The Good Life: Philosopher Explores the Varied Human Condition
There are many University of Virginia students who would tell you that their time on Grounds is preparing them to “live a good life.” But what does that mean? Is there any universal measurement of “good”?
Elizabeth Barnes wants to know. The associate professor and director of graduate admissions for UVA’s Corcoran Department of Philosophy challenges her students to go beyond their preconceived notions about what is good and valuable in life.
“I tell my students, ‘The world might not be the way you thought it was. The world might not be the way that seemed obvious to you in high school,’” she said. “I want them to realize that when they walked into a conversation, they had a lot of presuppositions and that maybe they need to critically interrogate those. That’s a lot of what I’m training them to do.”
Originally from North Carolina, Barnes came to UVA in 2014 after eight years of teaching at the University of Leeds in the United Kingdom. She specializes in metaphysics, social philosophy and feminist philosophy, and has spent most of her academic career questioning social norms and what it means to be “other.”
This semester, she’s addressing those questions with students in her course on the philosophy of well-being. Some days, the class discussion has personal meaning for Barnes.
“One of the things we’re talking about in this class is disability and the reliability of testimony of people about the value of their own lives,” she said. “There’s a lot of literature that assumes disabled people are less happy than non-disabled people and assumes that disabled people would prefer to be non-disabled.”
Barnes lives with a disability that can affect mobility, and that experience made her extremely frustrated with the callous and sometimes even cruel way that disability is addressed in philosophical contexts. She explained that many existing philosophical theories surrounding disability assume that life as a disabled person is necessarily worse, rather than merely different from, life as a non-disabled person.
“One of my major backgrounds is in feminist philosophy and one of the take-home lessons of feminism has been that the personal is political,” Barnes said. “I think the personal is philosophical as well, and that was a major impetus for me to make disability part of my research.”
Barnes shares that research and her own reflections on the philosophy of disability in her new book, “The Minority Body: A Theory of Disability,” which published in June. In it, she argues that disability is primarily a social phenomenon and another way of being a minority. She combats the common philosophical stance that being disabled is inherently sub-optimal and suggests that the true disadvantages of being disabled actually stem from external social oppression.
“I think that there’s, in a certain sense, an important conversation about disability within philosophy [that] has very much been guided by, in a lot of cases, false assumptions about disability,” she said.
Barnes calls on students to challenge these kinds of assumptions about disability and many other aspects of the human condition.

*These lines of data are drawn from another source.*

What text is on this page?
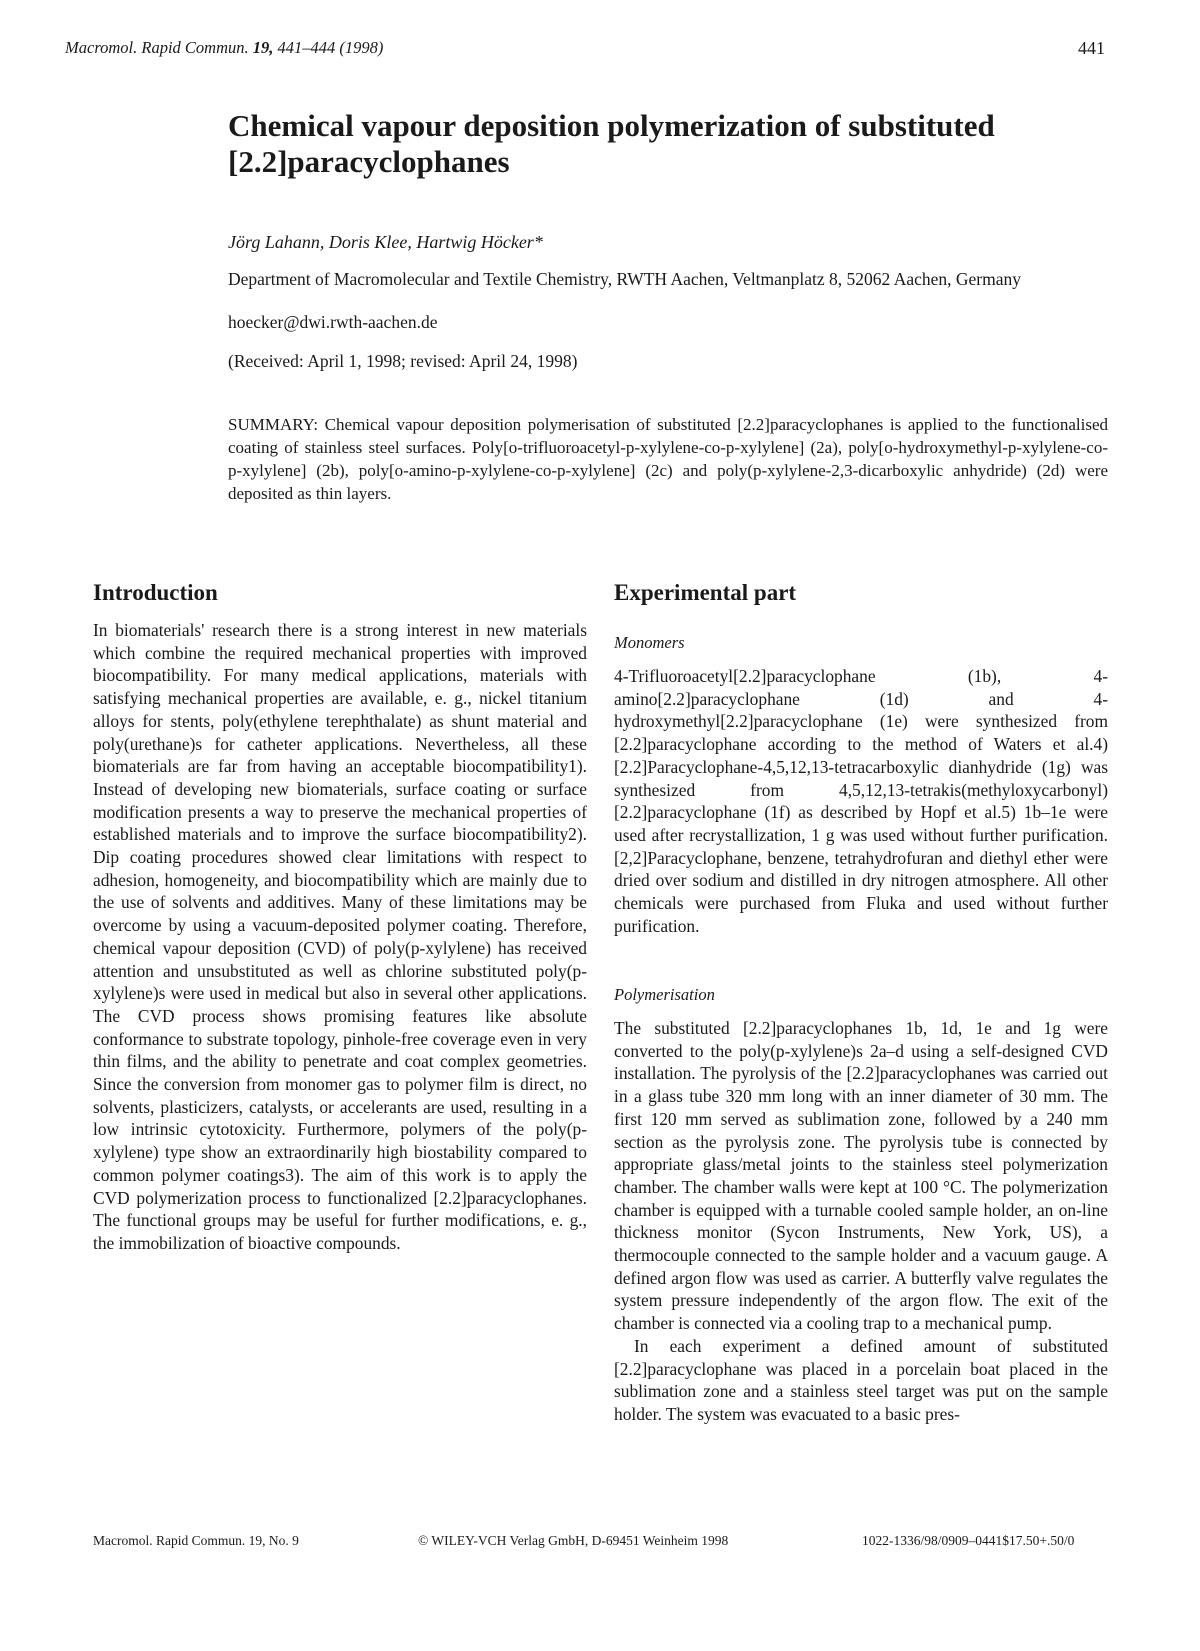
Macromol. Rapid Commun. 19, 441–444 (1998)	441
Chemical vapour deposition polymerization of substituted [2.2]paracyclophanes
Jörg Lahann, Doris Klee, Hartwig Höcker*
Department of Macromolecular and Textile Chemistry, RWTH Aachen, Veltmanplatz 8, 52062 Aachen, Germany
hoecker@dwi.rwth-aachen.de
(Received: April 1, 1998; revised: April 24, 1998)
SUMMARY: Chemical vapour deposition polymerisation of substituted [2.2]paracyclophanes is applied to the functionalised coating of stainless steel surfaces. Poly[o-trifluoroacetyl-p-xylylene-co-p-xylylene] (2a), poly[o-hydroxymethyl-p-xylylene-co-p-xylylene] (2b), poly[o-amino-p-xylylene-co-p-xylylene] (2c) and poly(p-xylylene-2,3-dicarboxylic anhydride) (2d) were deposited as thin layers.
Introduction
In biomaterials' research there is a strong interest in new materials which combine the required mechanical properties with improved biocompatibility. For many medical applications, materials with satisfying mechanical properties are available, e. g., nickel titanium alloys for stents, poly(ethylene terephthalate) as shunt material and poly(urethane)s for catheter applications. Nevertheless, all these biomaterials are far from having an acceptable biocompatibility1). Instead of developing new biomaterials, surface coating or surface modification presents a way to preserve the mechanical properties of established materials and to improve the surface biocompatibility2). Dip coating procedures showed clear limitations with respect to adhesion, homogeneity, and biocompatibility which are mainly due to the use of solvents and additives. Many of these limitations may be overcome by using a vacuum-deposited polymer coating. Therefore, chemical vapour deposition (CVD) of poly(p-xylylene) has received attention and unsubstituted as well as chlorine substituted poly(p-xylylene)s were used in medical but also in several other applications. The CVD process shows promising features like absolute conformance to substrate topology, pinhole-free coverage even in very thin films, and the ability to penetrate and coat complex geometries. Since the conversion from monomer gas to polymer film is direct, no solvents, plasticizers, catalysts, or accelerants are used, resulting in a low intrinsic cytotoxicity. Furthermore, polymers of the poly(p-xylylene) type show an extraordinarily high biostability compared to common polymer coatings3). The aim of this work is to apply the CVD polymerization process to functionalized [2.2]paracyclophanes. The functional groups may be useful for further modifications, e. g., the immobilization of bioactive compounds.
Experimental part
Monomers
4-Trifluoroacetyl[2.2]paracyclophane (1b), 4-amino[2.2]paracyclophane (1d) and 4-hydroxymethyl[2.2]paracyclophane (1e) were synthesized from [2.2]paracyclophane according to the method of Waters et al.4) [2.2]Paracyclophane-4,5,12,13-tetracarboxylic dianhydride (1g) was synthesized from 4,5,12,13-tetrakis(methyloxycarbonyl)[2.2]paracyclophane (1f) as described by Hopf et al.5) 1b–1e were used after recrystallization, 1 g was used without further purification. [2,2]Paracyclophane, benzene, tetrahydrofuran and diethyl ether were dried over sodium and distilled in dry nitrogen atmosphere. All other chemicals were purchased from Fluka and used without further purification.
Polymerisation

The substituted [2.2]paracyclophanes 1b, 1d, 1e and 1g were converted to the poly(p-xylylene)s 2a–d using a self-designed CVD installation. The pyrolysis of the [2.2]paracyclophanes was carried out in a glass tube 320 mm long with an inner diameter of 30 mm. The first 120 mm served as sublimation zone, followed by a 240 mm section as the pyrolysis zone. The pyrolysis tube is connected by appropriate glass/metal joints to the stainless steel polymerization chamber. The chamber walls were kept at 100 °C. The polymerization chamber is equipped with a turnable cooled sample holder, an on-line thickness monitor (Sycon Instruments, New York, US), a thermocouple connected to the sample holder and a vacuum gauge. A defined argon flow was used as carrier. A butterfly valve regulates the system pressure independently of the argon flow. The exit of the chamber is connected via a cooling trap to a mechanical pump.

In each experiment a defined amount of substituted [2.2]paracyclophane was placed in a porcelain boat placed in the sublimation zone and a stainless steel target was put on the sample holder. The system was evacuated to a basic pres-

Macromol. Rapid Commun. 19, No. 9	© WILEY-VCH Verlag GmbH, D-69451 Weinheim 1998	1022-1336/98/0909–0441$17.50+.50/0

In her course, “Sex, Sexuality and Gender,” she has students tackle complex categorization issues like sexual orientation and the difference between sex and gender.
As part of this course and many others she’s taught previously, Barnes requires students to take the philosophical arguments they discuss in class and apply them to current news and events. So far this semester, her pupils have worked to use philosophical reasoning to understand various issues in higher education, the creation of so-called “bathroom bills” and modern debates about freedom of religion and freedom of expression.
“One of the things I want my students to see is how philosophical reasoning can help them think through contemporary moral and legal issues,” she said.
Armed with the analytical tools of philosophy, Barnes hopes her students will continue asking questions throughout their lives and challenging the status quo.
“I want my students to think carefully and critically about the social categories that are going to shape their lives,” she said. “Everybody has a gender. Everybody has a race. Most people are going to be disabled at some point before they die. Everybody has a sexuality. These are parts of what it is to be human. That kind of critical engagement can often lead students to want to work for a better world and I think that’s really valuable and important.”
Editor’s note: This is another installment in an occasional series profiling members of a generational wave of new faculty members at the University of Virginia.